A lung transplant patient is on cyclosporine, azathioprine, and prednisone, along with calcium carbonate, metoprolol, diltiazem, allopurinol, simvastatin, and zopiclone. A urine culture is positive for Candida and Infectious Diseases suggests treatment with fluconazole.
What drug interactions are present with the patient’s current medication regimen that could be of potential clinical significance? How can you monitor for evidence of toxicity related to these drug interactions? What other drugs interact with immunosuppressants?
In this patient, cyclosporine levels are likely increased as a consequence of calcium channel blockers (diltiazem) and azole antifungals (fluconazole). Also, the toxicity of statin drugs such as simvastatin is increased by the concomitant use of cyclosporine. The metabolism of azathioprine is significantly reduced by allopurinol, and hence, reduction of the azathioprine dose and monitoring of the white blood cell count is required when initiating allopurinol.

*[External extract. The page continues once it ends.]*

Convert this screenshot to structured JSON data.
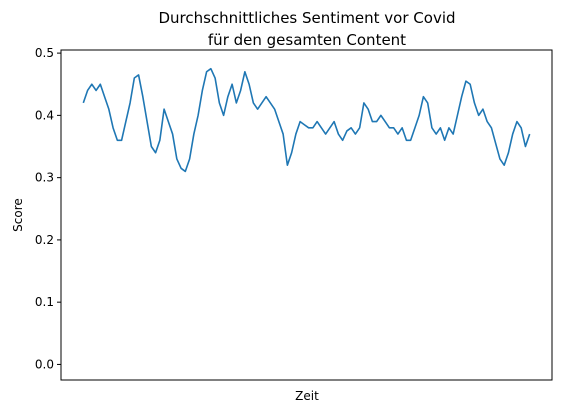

Macrolide antibiotics such as erythromycin and clarithromycin may also increase cyclosporine and tacrolimus levels. Protease inhibitors such as ritonavir have a very potent inhibitory effect on cyclosporine and tacrolimus metabolism and cause substantial increases in levels. Calcineurin inhibitor levels can be decreased by anticonvulsants such as phenytoin, carbamazepine and barbiturates; antituberculous drugs such as rifampin and rifabutin; and agents drugs that may inhibit drug absorption in the bowel, such as cholestyramine and Golytely.

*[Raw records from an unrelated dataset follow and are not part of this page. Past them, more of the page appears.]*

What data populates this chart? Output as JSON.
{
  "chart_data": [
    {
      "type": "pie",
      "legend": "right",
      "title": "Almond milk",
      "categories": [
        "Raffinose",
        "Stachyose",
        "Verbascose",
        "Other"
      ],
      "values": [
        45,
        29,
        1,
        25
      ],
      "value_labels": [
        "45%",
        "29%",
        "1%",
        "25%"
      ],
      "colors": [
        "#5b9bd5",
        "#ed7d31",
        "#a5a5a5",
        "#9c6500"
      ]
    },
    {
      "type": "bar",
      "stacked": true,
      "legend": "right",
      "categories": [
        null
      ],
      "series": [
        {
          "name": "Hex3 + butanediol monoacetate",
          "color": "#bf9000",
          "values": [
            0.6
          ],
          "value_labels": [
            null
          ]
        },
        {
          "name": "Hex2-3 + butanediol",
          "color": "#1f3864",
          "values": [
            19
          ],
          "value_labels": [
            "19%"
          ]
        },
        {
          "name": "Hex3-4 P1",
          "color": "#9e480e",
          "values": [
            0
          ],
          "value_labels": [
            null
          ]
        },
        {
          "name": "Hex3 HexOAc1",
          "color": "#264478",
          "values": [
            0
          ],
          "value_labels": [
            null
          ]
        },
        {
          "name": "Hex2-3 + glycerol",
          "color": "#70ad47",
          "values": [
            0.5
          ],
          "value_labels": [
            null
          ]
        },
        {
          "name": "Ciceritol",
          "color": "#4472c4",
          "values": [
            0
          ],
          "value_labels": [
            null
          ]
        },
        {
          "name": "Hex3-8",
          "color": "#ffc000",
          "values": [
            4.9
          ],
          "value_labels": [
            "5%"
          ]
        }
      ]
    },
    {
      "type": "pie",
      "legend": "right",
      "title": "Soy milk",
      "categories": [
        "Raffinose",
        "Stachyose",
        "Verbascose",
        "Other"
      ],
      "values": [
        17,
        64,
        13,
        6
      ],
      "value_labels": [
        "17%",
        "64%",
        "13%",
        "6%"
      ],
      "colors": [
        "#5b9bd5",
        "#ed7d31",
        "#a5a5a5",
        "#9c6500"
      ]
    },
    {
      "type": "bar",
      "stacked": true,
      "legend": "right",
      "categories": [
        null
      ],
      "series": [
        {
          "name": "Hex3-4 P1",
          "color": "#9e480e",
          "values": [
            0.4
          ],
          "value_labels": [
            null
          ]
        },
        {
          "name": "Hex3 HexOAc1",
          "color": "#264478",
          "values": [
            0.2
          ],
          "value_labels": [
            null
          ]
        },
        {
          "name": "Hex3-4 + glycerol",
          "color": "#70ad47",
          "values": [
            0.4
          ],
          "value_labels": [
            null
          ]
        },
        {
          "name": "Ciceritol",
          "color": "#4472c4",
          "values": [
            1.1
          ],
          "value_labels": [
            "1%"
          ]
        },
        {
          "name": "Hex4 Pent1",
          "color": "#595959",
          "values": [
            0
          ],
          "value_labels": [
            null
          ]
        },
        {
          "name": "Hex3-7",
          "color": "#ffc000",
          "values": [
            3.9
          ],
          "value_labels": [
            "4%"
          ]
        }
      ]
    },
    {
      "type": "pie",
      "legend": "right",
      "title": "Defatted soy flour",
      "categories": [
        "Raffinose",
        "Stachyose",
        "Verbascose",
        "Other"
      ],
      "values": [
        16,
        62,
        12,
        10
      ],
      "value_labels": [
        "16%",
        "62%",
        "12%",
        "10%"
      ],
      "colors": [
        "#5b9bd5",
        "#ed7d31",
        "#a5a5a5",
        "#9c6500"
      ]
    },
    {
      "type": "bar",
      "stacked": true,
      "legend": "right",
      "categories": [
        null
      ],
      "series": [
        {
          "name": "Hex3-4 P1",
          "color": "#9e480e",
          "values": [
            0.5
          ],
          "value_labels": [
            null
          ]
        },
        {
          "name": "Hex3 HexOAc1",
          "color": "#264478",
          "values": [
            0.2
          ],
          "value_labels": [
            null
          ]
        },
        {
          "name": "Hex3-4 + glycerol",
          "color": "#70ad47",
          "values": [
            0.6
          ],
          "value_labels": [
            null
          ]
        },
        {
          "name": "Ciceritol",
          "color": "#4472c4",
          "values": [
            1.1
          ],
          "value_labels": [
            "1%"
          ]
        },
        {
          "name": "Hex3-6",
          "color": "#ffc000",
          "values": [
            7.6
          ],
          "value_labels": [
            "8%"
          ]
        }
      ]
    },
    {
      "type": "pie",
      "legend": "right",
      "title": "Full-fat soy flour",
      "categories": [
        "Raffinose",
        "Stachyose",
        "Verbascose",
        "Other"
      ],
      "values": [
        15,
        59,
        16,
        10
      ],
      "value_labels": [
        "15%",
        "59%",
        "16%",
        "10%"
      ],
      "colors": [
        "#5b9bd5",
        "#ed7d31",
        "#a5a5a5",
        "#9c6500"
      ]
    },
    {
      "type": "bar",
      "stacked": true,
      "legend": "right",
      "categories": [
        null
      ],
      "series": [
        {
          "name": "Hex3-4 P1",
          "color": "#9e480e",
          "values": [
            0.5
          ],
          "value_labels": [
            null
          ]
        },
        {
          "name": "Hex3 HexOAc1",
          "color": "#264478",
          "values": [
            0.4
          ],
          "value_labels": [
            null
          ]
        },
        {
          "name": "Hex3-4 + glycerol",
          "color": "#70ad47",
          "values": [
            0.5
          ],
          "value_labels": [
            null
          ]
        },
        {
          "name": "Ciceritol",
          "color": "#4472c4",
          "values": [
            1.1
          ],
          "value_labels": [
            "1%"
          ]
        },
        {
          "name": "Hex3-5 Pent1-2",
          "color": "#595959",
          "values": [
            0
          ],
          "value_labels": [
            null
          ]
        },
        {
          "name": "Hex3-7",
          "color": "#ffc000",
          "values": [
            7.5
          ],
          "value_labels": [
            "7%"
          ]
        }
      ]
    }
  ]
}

Whenever a drug known to interact with calcineurin inhibitors is started or stopped, close monitoring of calcineurin inhibitor levels is necessary to prevent toxicity or subtherapeutic dosing.
In addition, agents such as aminoglycoside antibiotics, vancomycin, and non-steroidal anti-inflammatory drugs may potentiate the nephrotoxicity of calcineurin inhibitors without affecting blood levels.